The disinflationary process is expected to continue in the coming months. Villar noted that the stabilization of inflation in May and June was expected by BanRep's technical team, but highlighted that core inflation continues to fall. The disinflation process is expected to continue in the upcoming months. Inflation risks have moderated, amid a lower probability of a strong “La Niña”, more favorable exchange rate dynamics recently, and less restrictive international financial conditions, increasing the likelihood that the FED starts to cut rates soon.
Government efforts to cut spending in 2024 should alleviate inflation pressures, despite diesel pressures. On the fiscal front, Villar praised the determination to comply with the fiscal rule, with spending cuts easing inflationary pressures. On the other hand, Bonilla acknowledged the need to increase diesel prices by between COP 2,000 and COP 3,000 this year. The MoF expects the full increase in diesel prices (COP 6,000) to have an impact on inflation of 1.4pp, divided between 2024 and 2025.

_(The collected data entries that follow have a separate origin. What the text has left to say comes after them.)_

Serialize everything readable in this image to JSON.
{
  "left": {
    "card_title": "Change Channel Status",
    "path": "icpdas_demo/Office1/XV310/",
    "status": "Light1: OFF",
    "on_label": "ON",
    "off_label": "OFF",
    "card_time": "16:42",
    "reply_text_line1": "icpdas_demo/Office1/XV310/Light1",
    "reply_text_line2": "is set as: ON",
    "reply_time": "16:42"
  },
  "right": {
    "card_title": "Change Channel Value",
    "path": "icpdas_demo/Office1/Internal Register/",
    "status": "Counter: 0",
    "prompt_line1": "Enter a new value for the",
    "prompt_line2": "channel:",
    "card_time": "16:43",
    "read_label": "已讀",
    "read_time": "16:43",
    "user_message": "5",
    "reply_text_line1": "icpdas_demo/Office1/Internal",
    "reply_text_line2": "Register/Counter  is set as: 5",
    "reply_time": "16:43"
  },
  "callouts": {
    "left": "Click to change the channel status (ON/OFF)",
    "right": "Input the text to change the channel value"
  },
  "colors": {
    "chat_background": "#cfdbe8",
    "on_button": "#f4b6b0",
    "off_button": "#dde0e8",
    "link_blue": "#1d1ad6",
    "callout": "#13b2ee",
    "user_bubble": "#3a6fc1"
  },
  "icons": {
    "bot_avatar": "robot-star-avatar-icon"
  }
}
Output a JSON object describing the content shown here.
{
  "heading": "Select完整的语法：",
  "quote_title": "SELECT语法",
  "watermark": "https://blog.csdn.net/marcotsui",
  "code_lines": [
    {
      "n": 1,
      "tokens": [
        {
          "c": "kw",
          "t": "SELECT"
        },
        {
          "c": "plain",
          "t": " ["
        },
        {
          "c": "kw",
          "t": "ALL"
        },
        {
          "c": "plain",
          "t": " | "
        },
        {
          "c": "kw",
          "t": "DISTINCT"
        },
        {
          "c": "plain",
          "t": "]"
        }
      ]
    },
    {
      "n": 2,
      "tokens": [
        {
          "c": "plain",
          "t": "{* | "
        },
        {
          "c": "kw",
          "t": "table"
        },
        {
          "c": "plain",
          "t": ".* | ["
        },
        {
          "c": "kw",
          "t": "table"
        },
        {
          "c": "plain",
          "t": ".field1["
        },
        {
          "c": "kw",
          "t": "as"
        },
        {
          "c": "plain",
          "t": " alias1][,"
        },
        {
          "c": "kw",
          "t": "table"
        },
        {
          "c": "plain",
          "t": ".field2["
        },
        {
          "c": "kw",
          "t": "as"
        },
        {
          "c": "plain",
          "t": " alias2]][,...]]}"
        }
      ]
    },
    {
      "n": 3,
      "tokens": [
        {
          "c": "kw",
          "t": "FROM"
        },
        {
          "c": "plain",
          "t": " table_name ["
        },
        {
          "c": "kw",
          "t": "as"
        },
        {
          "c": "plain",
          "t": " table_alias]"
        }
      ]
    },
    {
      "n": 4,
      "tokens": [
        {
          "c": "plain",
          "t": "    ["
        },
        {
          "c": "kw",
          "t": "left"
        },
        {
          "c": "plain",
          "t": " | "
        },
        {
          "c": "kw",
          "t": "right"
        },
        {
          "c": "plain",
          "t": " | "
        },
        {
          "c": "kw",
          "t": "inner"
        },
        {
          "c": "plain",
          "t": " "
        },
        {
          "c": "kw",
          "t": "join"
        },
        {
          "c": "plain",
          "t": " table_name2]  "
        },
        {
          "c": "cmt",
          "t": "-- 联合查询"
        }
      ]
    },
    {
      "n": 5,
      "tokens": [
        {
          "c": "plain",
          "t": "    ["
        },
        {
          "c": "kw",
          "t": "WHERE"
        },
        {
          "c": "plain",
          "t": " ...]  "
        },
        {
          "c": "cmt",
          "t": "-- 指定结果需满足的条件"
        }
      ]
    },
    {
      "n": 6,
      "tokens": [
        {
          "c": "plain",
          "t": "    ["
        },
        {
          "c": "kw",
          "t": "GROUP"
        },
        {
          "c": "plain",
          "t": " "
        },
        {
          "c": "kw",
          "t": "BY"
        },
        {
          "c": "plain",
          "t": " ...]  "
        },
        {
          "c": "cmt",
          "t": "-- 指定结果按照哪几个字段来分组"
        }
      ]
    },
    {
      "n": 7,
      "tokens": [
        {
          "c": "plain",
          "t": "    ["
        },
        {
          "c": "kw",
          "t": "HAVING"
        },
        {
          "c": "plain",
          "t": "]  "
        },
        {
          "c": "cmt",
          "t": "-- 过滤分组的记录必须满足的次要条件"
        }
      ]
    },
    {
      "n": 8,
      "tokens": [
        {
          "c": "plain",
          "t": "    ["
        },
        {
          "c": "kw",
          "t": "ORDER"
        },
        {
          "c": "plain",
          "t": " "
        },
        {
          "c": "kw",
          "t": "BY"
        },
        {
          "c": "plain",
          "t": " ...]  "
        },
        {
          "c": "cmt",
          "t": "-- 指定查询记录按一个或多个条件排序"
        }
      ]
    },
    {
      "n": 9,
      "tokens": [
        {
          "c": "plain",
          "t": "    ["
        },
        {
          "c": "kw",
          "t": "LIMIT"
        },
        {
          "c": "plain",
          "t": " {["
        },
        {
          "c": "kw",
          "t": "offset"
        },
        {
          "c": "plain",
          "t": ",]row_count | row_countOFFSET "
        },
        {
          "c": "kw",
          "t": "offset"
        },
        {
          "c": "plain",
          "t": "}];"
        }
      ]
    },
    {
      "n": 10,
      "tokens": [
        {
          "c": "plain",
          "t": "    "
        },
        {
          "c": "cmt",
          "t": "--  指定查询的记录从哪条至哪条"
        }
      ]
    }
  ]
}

Our take: The speed of the disinflationary process and the fall in inflation expectations will determine when the Board feels comfortable accelerating the cutting pace. With activity being revised up, and diesel prices likely to stall the disinflation process, medium-term inflation expectations are likely to remain sticky above the 3% target. As a result, we expect the Board to cut by another 50bp at the September 30th meeting. However, rate cuts by the Fed during the latter part of the year could give BanRep’s Board room to step up the pace of rate cuts. On Friday, August 2, the central bank’s staff will publish the 3Q24 Monetary Policy Report. The minutes of the meeting will be released on 5 August.